EHTH just reported Q1 2026 results after the close on May 6, and the setup heading into the print was more interesting than the stock's $1.97 price suggests.
The most compelling data point of recent weeks is not on the short side — it's inside the company. CEO Derrick Duke bought 187,969 shares at $1.38 in late February, a $259,000 purchase that registered a significance score of 3 out of 10. CFO John Dolan followed with a 25,000-share open-market buy at $1.53 in early March, worth roughly $38,000. Against a backdrop of near-universal insider selling elsewhere at the company — multiple executives ran small tax-related sells in April — those two open-market buys in the $1.30–$1.55 range stand out as the clearest expression of management conviction available in the data.
The Q1 release confirmed what those insiders may have seen coming: revenue of $88.0 million beat the $85.8 million consensus estimate, and full-year 2026 sales guidance of $405–445 million was affirmed, bracketing the $427.7 million street estimate. The EPS lines were messier — GAAP EPS of -$0.58 beat the -$0.68 estimate, though an adjusted figure of -$0.38 missed the -$0.28 consensus — keeping the bear case on profitability intact. Heading into tonight, the stock was already up 56% over the prior month to $1.97, so the market had been pricing in something better.
Positioning heading into the print told a loosening story. Short interest came into earnings at 5.7% of the free float — meaningful, but easing. It fell roughly 1.4% over the week and has now pulled back from a late-April spike that briefly pushed above 6%. Borrowing costs remain low at 0.54% annualised, and availability is extremely wide at over 2,300% of short interest, meaning the lending market is placing no constraint on new bearish positions. The ORTEX short score has drifted lower all week, from 44.7 on April 29 to 41.0 on May 5 — the trend runs against the shorts. Peer SLQT surged 52% on May 5 alone, adding noise to the sector read, but SelectQuote's move looked idiosyncratic rather than a broad insurance-broker re-rating.
The options market was equally unbothered. The put/call ratio fell to 0.03, well below its already-low 20-day average of 0.034, sitting near the 52-week floor of 0.024. That is about as bullish an options skew as this name ever shows — put demand had all but evaporated ahead of the results, suggesting traders with a view were expressing it through calls or simply staying away from the derivatives market altogether on a stock this thinly traded.

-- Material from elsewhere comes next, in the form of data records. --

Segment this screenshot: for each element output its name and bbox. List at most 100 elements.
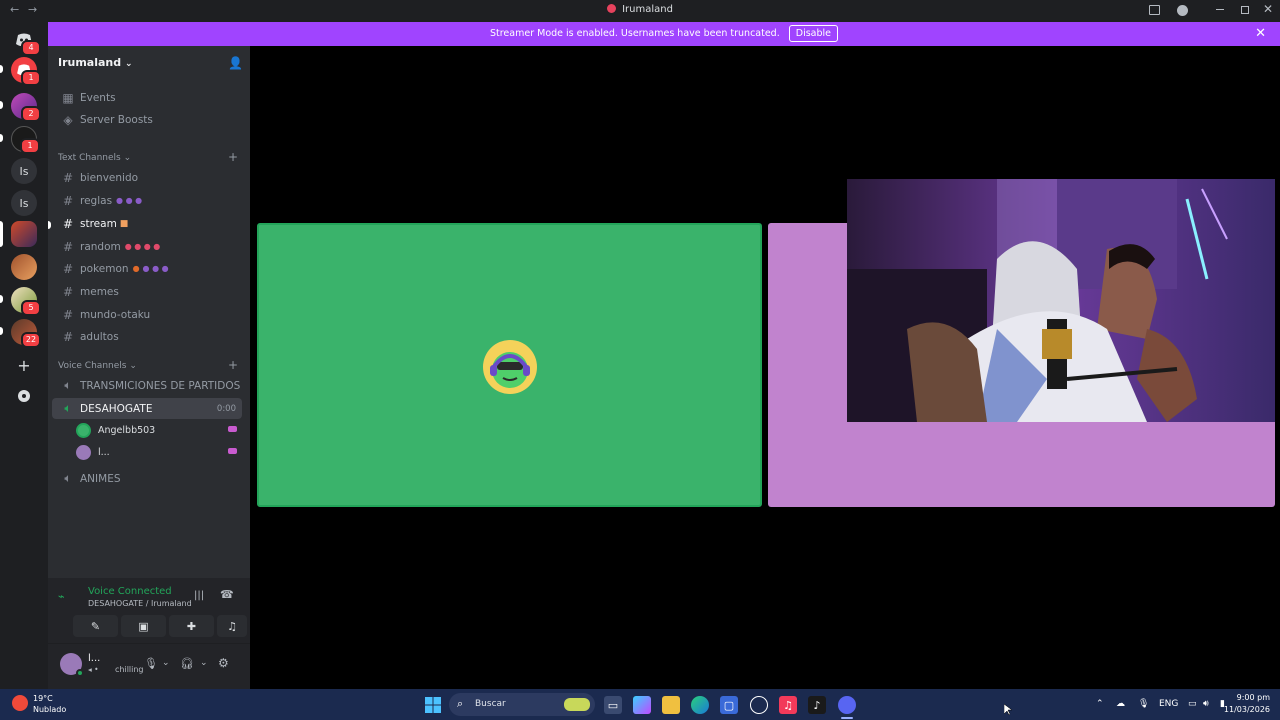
minimize-icon[interactable] bbox=[1216, 9, 1224, 10]
unread-indicator bbox=[48, 221, 51, 229]
discord-taskbar-icon[interactable] bbox=[838, 696, 856, 714]
help-icon[interactable] bbox=[1177, 5, 1188, 16]
streaming-icon bbox=[228, 426, 237, 432]
calendar-icon: ▦ bbox=[62, 90, 74, 105]
channel-bienvenido[interactable]: # bienvenido bbox=[52, 167, 242, 188]
store-icon[interactable]: ▢ bbox=[720, 696, 738, 714]
task-view-icon[interactable]: ▭ bbox=[604, 696, 622, 714]
noise-suppression-icon[interactable]: ||| bbox=[194, 590, 204, 601]
streaming-icon bbox=[228, 448, 237, 454]
guild-header[interactable]: Irumaland ⌄ bbox=[58, 56, 133, 69]
channel-stream[interactable]: # stream ■ bbox=[52, 213, 242, 234]
server-folder-icon[interactable]: 22 bbox=[11, 319, 41, 348]
microphone-tray-icon[interactable]: 🎙︎ bbox=[1138, 699, 1149, 709]
hash-icon: # bbox=[62, 261, 74, 276]
hash-icon: # bbox=[62, 239, 74, 254]
online-status-icon bbox=[76, 669, 84, 677]
channel-label: DESAHOGATE bbox=[80, 402, 153, 415]
inbox-icon[interactable] bbox=[1149, 5, 1160, 15]
activities-button[interactable]: ✚ bbox=[169, 615, 214, 637]
unread-pill bbox=[0, 65, 3, 73]
copilot-icon[interactable] bbox=[633, 696, 651, 714]
add-server-icon[interactable]: + bbox=[11, 352, 37, 378]
soundboard-button[interactable]: ♫ bbox=[217, 615, 247, 637]
signal-icon[interactable]: ⌁ bbox=[58, 590, 65, 603]
voice-channel-desahogate[interactable]: 🔈︎ DESAHOGATE 0:00 bbox=[52, 398, 242, 419]
invite-member-icon[interactable]: 👤 bbox=[228, 56, 243, 70]
emoji-icon: ● ● ● ● bbox=[124, 242, 161, 251]
chevron-down-icon[interactable]: ⌄ bbox=[200, 658, 208, 668]
obs-icon[interactable] bbox=[750, 696, 768, 714]
badge: 2 bbox=[21, 106, 41, 122]
boost-icon: ◈ bbox=[63, 112, 73, 127]
voice-user[interactable]: l... bbox=[76, 443, 110, 461]
music-icon[interactable]: ♫ bbox=[779, 696, 797, 714]
mouse-cursor-icon bbox=[1004, 704, 1012, 716]
channel-adultos[interactable]: # adultos bbox=[52, 326, 242, 347]
channel-reglas[interactable]: # reglas ● ● ● bbox=[52, 190, 242, 211]
server-icon-is[interactable]: Is bbox=[11, 158, 37, 184]
channel-label: random bbox=[80, 240, 121, 253]
avatar bbox=[483, 340, 537, 394]
active-app-indicator bbox=[841, 717, 853, 719]
voice-location[interactable]: DESAHOGATE / Irumaland bbox=[88, 599, 192, 608]
windows-start-icon[interactable] bbox=[424, 696, 442, 714]
channel-label: pokemon bbox=[80, 262, 129, 275]
events-item[interactable]: ▦ Events bbox=[52, 87, 242, 108]
file-explorer-icon[interactable] bbox=[662, 696, 680, 714]
server-icon-dark[interactable]: 1 bbox=[11, 126, 40, 154]
speaker-icon: 🔈︎ bbox=[64, 471, 72, 485]
channel-label: mundo-otaku bbox=[80, 308, 151, 321]
channel-pokemon[interactable]: # pokemon ● ● ● ● bbox=[52, 258, 242, 279]
voice-channels-category[interactable]: Voice Channels ⌄ bbox=[58, 361, 137, 371]
clock-date[interactable]: 11/03/2026 bbox=[1220, 705, 1270, 714]
clock-time[interactable]: 9:00 pm bbox=[1226, 693, 1270, 702]
server-boosts-item[interactable]: ◈ Server Boosts bbox=[52, 109, 242, 130]
edge-icon[interactable] bbox=[691, 696, 709, 714]
create-text-channel-icon[interactable]: + bbox=[228, 150, 238, 164]
screen-share-icon: ▣ bbox=[138, 619, 149, 633]
channel-random[interactable]: # random ● ● ● ● bbox=[52, 236, 242, 257]
unread-pill bbox=[0, 101, 3, 109]
chevron-down-icon: ⌄ bbox=[124, 59, 133, 69]
disable-streamer-mode-button[interactable]: Disable bbox=[788, 25, 839, 42]
channel-mundo-otaku[interactable]: # mundo-otaku bbox=[52, 304, 242, 325]
taskbar-search[interactable]: ⌕ Buscar bbox=[449, 693, 595, 716]
language-indicator[interactable]: ENG bbox=[1159, 699, 1178, 709]
server-icon-is-2[interactable]: Is bbox=[11, 190, 37, 216]
microphone-icon[interactable]: 🎙︎ bbox=[144, 657, 158, 670]
close-window-icon[interactable]: ✕ bbox=[1263, 2, 1273, 16]
speaker-icon: 🔈︎ bbox=[64, 401, 72, 415]
hash-icon: # bbox=[62, 216, 74, 231]
channel-memes[interactable]: # memes bbox=[52, 281, 242, 302]
voice-user[interactable]: Angelbb503 bbox=[76, 421, 155, 439]
voice-channel-transmiciones[interactable]: 🔈︎ TRANSMICIONES DE PARTIDOS bbox=[52, 375, 242, 396]
network-icon[interactable]: ▭ bbox=[1188, 699, 1197, 709]
weather-icon[interactable] bbox=[12, 695, 28, 711]
server-icon-purple[interactable]: 2 bbox=[11, 93, 41, 122]
server-icon-meme[interactable]: 5 bbox=[11, 287, 41, 316]
gear-icon[interactable]: ⚙︎ bbox=[218, 656, 229, 670]
chevron-up-icon[interactable]: ⌃ bbox=[1096, 699, 1104, 709]
tiktok-icon[interactable]: ♪ bbox=[808, 696, 826, 714]
close-icon[interactable]: ✕ bbox=[1255, 22, 1266, 46]
voice-channel-animes[interactable]: 🔈︎ ANIMES bbox=[52, 468, 242, 489]
screen-share-button[interactable]: ▣ bbox=[121, 615, 166, 637]
server-icon-irumaland[interactable] bbox=[11, 221, 37, 247]
disconnect-icon[interactable]: ☎ bbox=[220, 588, 234, 601]
events-label: Events bbox=[80, 91, 116, 104]
discord-home-icon[interactable]: 4 bbox=[11, 27, 41, 56]
headphones-icon[interactable]: 🎧︎ bbox=[180, 657, 194, 670]
selected-pill bbox=[0, 221, 3, 247]
discover-icon[interactable] bbox=[11, 383, 37, 409]
cloud-icon[interactable]: ☁ bbox=[1116, 699, 1125, 709]
maximize-icon[interactable] bbox=[1241, 6, 1249, 14]
chevron-down-icon[interactable]: ⌄ bbox=[162, 658, 170, 668]
server-icon-anime[interactable] bbox=[11, 254, 37, 280]
camera-off-button[interactable]: ✎ bbox=[73, 615, 118, 637]
server-icon-red[interactable]: 1 bbox=[11, 57, 41, 86]
text-channels-category[interactable]: Text Channels ⌄ bbox=[58, 153, 131, 163]
volume-icon[interactable]: 🔊︎ bbox=[1203, 699, 1209, 709]
create-voice-channel-icon[interactable]: + bbox=[228, 358, 238, 372]
participant-tile-angelbb503[interactable] bbox=[257, 223, 762, 507]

The analyst community has been under consistent downgrade pressure for months. RBC Capital cut its price target from $9.00 to $3.00 in March, maintaining a Sector Perform rating. Craig-Hallum downgraded to Hold in February after the previous quarter's brutal one-day drop of 31%. The mean analyst target of $2.25 sits close to the current price, but given RBC's $3.00 target was itself a two-thirds cut from prior levels, the consensus has little credibility as an anchor right now. Factor scores offer a partial offset: EPS momentum ranks in the 99th percentile on a 90-day basis and 85th percentile over 30 days, reflecting a run of upward estimate revisions — the same tailwind the insiders may have had visibility on.

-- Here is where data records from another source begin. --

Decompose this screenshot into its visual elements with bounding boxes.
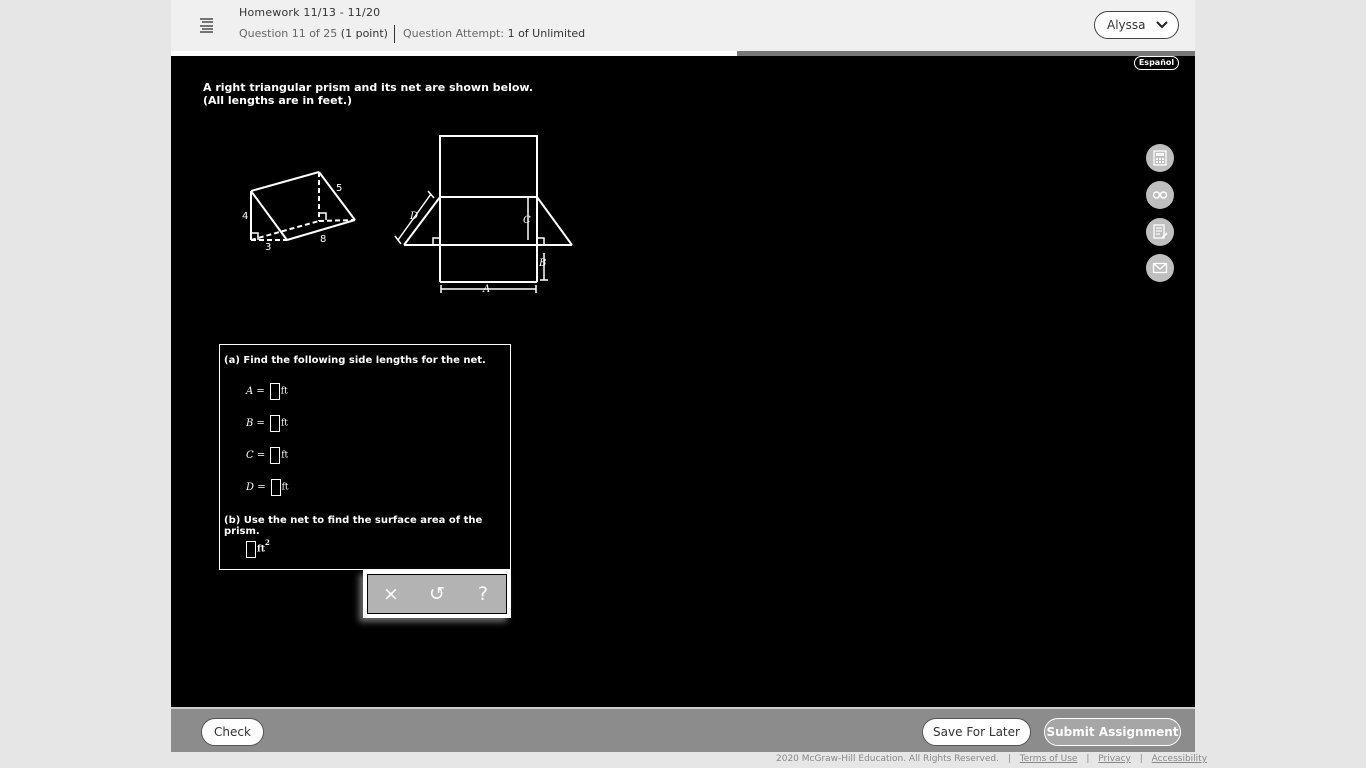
area-exponent: 2 xyxy=(265,538,270,547)
equals-sign: = xyxy=(253,386,265,397)
prism-label-8: 8 xyxy=(320,234,326,245)
glasses-icon xyxy=(1152,191,1168,199)
terms-link[interactable]: Terms of Use xyxy=(1020,754,1078,764)
notes-button[interactable] xyxy=(1146,218,1174,246)
submit-assignment-button[interactable]: Submit Assignment xyxy=(1044,718,1181,746)
prism-label-5: 5 xyxy=(336,183,342,194)
unit-label: ft xyxy=(280,418,288,429)
answer-row-b: B = ft xyxy=(246,415,288,432)
language-toggle-button[interactable]: Español xyxy=(1134,56,1179,70)
menu-button[interactable] xyxy=(193,12,219,38)
save-for-later-button[interactable]: Save For Later xyxy=(922,718,1031,746)
header: Homework 11/13 - 11/20 Question 11 of 25… xyxy=(171,0,1195,51)
chevron-down-icon xyxy=(1156,21,1168,29)
prism-figure: 4 3 5 8 A B C D xyxy=(242,135,573,295)
list-menu-icon xyxy=(200,18,213,33)
divider xyxy=(393,25,395,43)
net-label-c: C xyxy=(523,215,531,226)
close-icon: × xyxy=(383,583,399,605)
answer-input-b[interactable] xyxy=(269,415,280,432)
clear-answer-button[interactable]: × xyxy=(368,575,414,613)
user-menu-button[interactable]: Alyssa xyxy=(1094,11,1179,39)
check-button[interactable]: Check xyxy=(201,718,264,746)
variable-label: C xyxy=(246,450,254,461)
surface-area-input[interactable] xyxy=(246,541,256,558)
surface-area-row: ft2 xyxy=(246,538,270,558)
help-icon: ? xyxy=(477,583,489,605)
mail-icon xyxy=(1152,262,1168,274)
copyright-text: 2020 McGraw-Hill Education. All Rights R… xyxy=(776,754,999,764)
answer-box: (a) Find the following side lengths for … xyxy=(219,344,511,570)
answer-row-d: D = ft xyxy=(246,479,289,496)
assignment-title: Homework 11/13 - 11/20 xyxy=(239,6,381,19)
undo-button[interactable]: ↺ xyxy=(414,575,460,613)
attempt-value: 1 of Unlimited xyxy=(507,27,586,40)
undo-icon: ↺ xyxy=(429,583,445,605)
divider: | xyxy=(1139,754,1143,764)
divider: | xyxy=(1086,754,1090,764)
unit-label: ft xyxy=(281,482,289,493)
variable-label: D xyxy=(246,482,255,493)
question-info: Question 11 of 25 (1 point) Question Atte… xyxy=(239,25,585,43)
question-number: Question 11 of 25 xyxy=(239,27,338,40)
net-label-d: D xyxy=(409,211,418,222)
answer-row-a: A = ft xyxy=(246,383,288,400)
question-stage: Español A right triangular prism and its… xyxy=(171,56,1195,707)
equals-sign: = xyxy=(253,418,265,429)
privacy-link[interactable]: Privacy xyxy=(1098,754,1131,764)
calculator-icon xyxy=(1153,150,1167,166)
answer-input-d[interactable] xyxy=(270,479,281,496)
part-a-instructions: (a) Find the following side lengths for … xyxy=(224,355,486,366)
net-label-b: B xyxy=(538,258,546,269)
equals-sign: = xyxy=(254,482,266,493)
message-button[interactable] xyxy=(1146,254,1174,282)
copyright-bar: 2020 McGraw-Hill Education. All Rights R… xyxy=(776,754,1207,764)
app-window: Homework 11/13 - 11/20 Question 11 of 25… xyxy=(171,0,1207,768)
divider: | xyxy=(1007,754,1011,764)
equals-sign: = xyxy=(253,450,266,461)
help-button[interactable]: ? xyxy=(460,575,506,613)
answer-input-c[interactable] xyxy=(270,447,281,464)
answer-row-c: C = ft xyxy=(246,447,288,464)
net-label-a: A xyxy=(482,284,490,295)
part-b-instructions: (b) Use the net to find the surface area… xyxy=(224,515,483,537)
notes-icon xyxy=(1153,224,1168,239)
footer-bar: Check Save For Later Submit Assignment xyxy=(171,707,1195,752)
area-unit-label: ft xyxy=(257,544,266,555)
net-drawing xyxy=(394,135,573,293)
unit-label: ft xyxy=(280,386,288,397)
user-name: Alyssa xyxy=(1107,18,1146,32)
calculator-button[interactable] xyxy=(1146,144,1174,172)
prism-label-3: 3 xyxy=(265,242,271,253)
prism-label-4: 4 xyxy=(242,211,248,222)
unit-label: ft xyxy=(281,450,289,461)
answer-input-a[interactable] xyxy=(269,383,280,400)
question-points: (1 point) xyxy=(340,27,388,40)
attempt-label: Question Attempt: xyxy=(402,27,505,40)
answer-toolbar-inner: × ↺ ? xyxy=(367,574,507,614)
accessibility-link[interactable]: Accessibility xyxy=(1152,754,1207,764)
answer-toolbar: × ↺ ? xyxy=(363,570,511,618)
reader-glasses-button[interactable] xyxy=(1146,181,1174,209)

The prior two earnings reactions were steep: -31% the next day after Q3 2025 results, and -24% after Q4 2025. Tonight's revenue beat and reaffirmed guidance break that pattern, at least on the top-line read. What the market focuses on next — profitability trajectory, LTV assumptions on Medicare Advantage renewals, or whether the Zacks upgrade on May 1 has any follow-through — will determine whether the five-week 56% rally has a second chapter or stalls into the details.